A son who followed in his father’s footsteps has paid tribute to the former master baker.

Jim Crown was known throughout the area as a qualified master baker who owned James Crown’s Bakeries, which in the 1980s employed 100 staff across 13 outlets around east London.

He passed away  on January 10 at the age of 92 after a short battle with illness over Christmas, but his family hope his name will be remembered by those who joined the queues snaking outside his shop in Station Road to buy his famous baked goods.

Alan Crown, of Frederica Road in Chingford, said: “It’s a tough time at the moment but life goes on. His name became famous around here, it was a great achievement because he expanded the business dramatically.

“My Dad was always very much concerned with doing the right thing. He’s taught me that, I think, too. His word was everything – what he said he’d do he did. That’s something he’s ingrained in me.”

His father was trained as an engineer during World War Two, when he repair Spitfires and Hurricanes protecting Britain’s skies, before landing in Germany days after D-Day, when he encountered a concentration camp.

But Mr Crown said: “He never spoke about it. All he said was ‘you just wouldn’t believe it’. It must have been awful what he saw.”

Mr Crown joined his father at the bakery in Station Road after he finished university when his uncle left the family business, started in the 1890s by Mr Crown’s maternal grandfather.

He and his father would arrive at the bakery at 3am each morning to begin the day’s work, and would not finish until 5.30pm.

Jim was a qualified master baker, meaning he had to pass stringent exams to prove his worth. But the busy days at the shop demonstrated the public appreciated his hard work.

Alan said: “I miss it despite the long hours.

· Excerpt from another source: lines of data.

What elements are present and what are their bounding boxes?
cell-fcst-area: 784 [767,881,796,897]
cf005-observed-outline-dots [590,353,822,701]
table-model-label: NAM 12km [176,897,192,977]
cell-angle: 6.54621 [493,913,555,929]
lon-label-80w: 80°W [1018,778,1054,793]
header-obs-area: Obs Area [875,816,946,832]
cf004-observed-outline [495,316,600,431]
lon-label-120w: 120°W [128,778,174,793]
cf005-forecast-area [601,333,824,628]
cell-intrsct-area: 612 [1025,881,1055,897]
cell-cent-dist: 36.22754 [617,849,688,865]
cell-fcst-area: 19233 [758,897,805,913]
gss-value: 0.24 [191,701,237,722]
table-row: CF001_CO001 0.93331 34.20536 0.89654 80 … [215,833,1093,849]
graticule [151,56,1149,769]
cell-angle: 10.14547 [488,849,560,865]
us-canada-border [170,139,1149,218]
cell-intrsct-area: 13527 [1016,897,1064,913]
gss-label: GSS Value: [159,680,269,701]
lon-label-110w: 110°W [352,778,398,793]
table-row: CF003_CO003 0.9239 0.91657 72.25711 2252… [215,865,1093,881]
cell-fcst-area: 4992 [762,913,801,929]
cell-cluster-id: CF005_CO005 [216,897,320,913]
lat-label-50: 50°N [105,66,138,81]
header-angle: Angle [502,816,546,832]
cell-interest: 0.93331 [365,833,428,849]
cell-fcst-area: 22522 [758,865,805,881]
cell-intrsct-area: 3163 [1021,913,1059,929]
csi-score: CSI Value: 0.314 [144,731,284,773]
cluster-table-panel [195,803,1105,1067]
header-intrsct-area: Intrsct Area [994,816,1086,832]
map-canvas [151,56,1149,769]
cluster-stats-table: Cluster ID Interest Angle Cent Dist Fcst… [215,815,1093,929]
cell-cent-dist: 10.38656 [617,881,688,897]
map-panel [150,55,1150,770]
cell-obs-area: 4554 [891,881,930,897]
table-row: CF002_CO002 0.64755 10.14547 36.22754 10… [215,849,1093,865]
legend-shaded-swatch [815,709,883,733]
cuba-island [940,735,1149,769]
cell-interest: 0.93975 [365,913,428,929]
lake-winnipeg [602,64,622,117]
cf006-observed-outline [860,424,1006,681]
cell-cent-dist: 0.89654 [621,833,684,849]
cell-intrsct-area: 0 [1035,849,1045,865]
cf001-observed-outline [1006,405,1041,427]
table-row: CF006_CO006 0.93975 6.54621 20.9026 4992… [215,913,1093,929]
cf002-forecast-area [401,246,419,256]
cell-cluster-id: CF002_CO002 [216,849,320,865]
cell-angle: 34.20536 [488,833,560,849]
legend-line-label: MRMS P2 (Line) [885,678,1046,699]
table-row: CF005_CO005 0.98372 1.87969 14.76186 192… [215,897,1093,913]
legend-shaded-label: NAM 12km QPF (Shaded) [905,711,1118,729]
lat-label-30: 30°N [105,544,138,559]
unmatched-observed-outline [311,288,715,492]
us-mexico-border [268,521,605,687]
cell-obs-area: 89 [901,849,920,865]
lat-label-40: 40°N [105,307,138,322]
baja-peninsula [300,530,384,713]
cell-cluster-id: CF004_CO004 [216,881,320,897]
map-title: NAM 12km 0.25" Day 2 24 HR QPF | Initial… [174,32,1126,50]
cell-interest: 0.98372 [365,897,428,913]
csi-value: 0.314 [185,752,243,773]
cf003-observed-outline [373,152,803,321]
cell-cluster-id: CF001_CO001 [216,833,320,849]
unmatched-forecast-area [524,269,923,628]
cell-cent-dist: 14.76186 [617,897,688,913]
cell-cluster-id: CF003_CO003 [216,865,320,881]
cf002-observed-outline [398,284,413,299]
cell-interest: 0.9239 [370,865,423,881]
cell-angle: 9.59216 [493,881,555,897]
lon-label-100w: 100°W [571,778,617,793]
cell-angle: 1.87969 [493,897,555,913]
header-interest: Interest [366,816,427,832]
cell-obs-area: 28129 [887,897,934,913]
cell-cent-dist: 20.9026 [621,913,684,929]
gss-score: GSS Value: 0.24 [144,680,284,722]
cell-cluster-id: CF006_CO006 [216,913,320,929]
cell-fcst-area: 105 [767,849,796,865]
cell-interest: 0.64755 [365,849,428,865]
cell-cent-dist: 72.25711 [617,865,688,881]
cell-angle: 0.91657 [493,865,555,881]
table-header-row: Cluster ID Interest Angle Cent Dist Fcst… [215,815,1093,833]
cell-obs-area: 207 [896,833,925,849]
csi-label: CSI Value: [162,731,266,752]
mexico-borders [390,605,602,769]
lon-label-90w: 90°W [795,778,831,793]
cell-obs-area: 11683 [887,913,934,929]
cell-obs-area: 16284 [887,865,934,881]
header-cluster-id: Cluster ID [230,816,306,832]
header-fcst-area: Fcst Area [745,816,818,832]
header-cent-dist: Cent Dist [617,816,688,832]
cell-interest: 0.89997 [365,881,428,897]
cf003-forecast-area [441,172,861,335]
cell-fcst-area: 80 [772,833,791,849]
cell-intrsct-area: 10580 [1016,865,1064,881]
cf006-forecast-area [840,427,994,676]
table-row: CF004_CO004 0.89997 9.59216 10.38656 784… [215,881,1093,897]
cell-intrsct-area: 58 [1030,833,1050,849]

We’d work for two days running sometimes, 48 hours without any let up because there was so much to do.

“When we were busy there’d be queues out the door. But I don’t regret any of it. My father never went for the easy buck. We made high quality food there.

“That’s missing from Greggs and that now, there’s less care about the product in large chain stores. We were part of a high street that’s disappeared.”

Jim never lost his love of fixing things, be it fighter planes or common household junk, and spent parts of his day fixing the baking machines and repairing neighbours’ radios and televisions.

But he eventually sold the business to Giffords Bakery in 1999 when just four were left due to tough from competition from supermarkets, and retired, spending his last 15 years with wife Rene in Exeter, where his twin brother lived.

Mr Crown often visited his parents with his wife and children as did his sister with her family.

And even though the family business has come to an end, Mr Crown has continued where his father left off and now fixes computers for a living.

He said: “It was a hobby that turned into a job for me. I put that down to my father’s interest in technology. It’s a small thing but it shows how I’ve followed in his footsteps to a degree.”

The funeral takes place in Exeter tomorrow morning.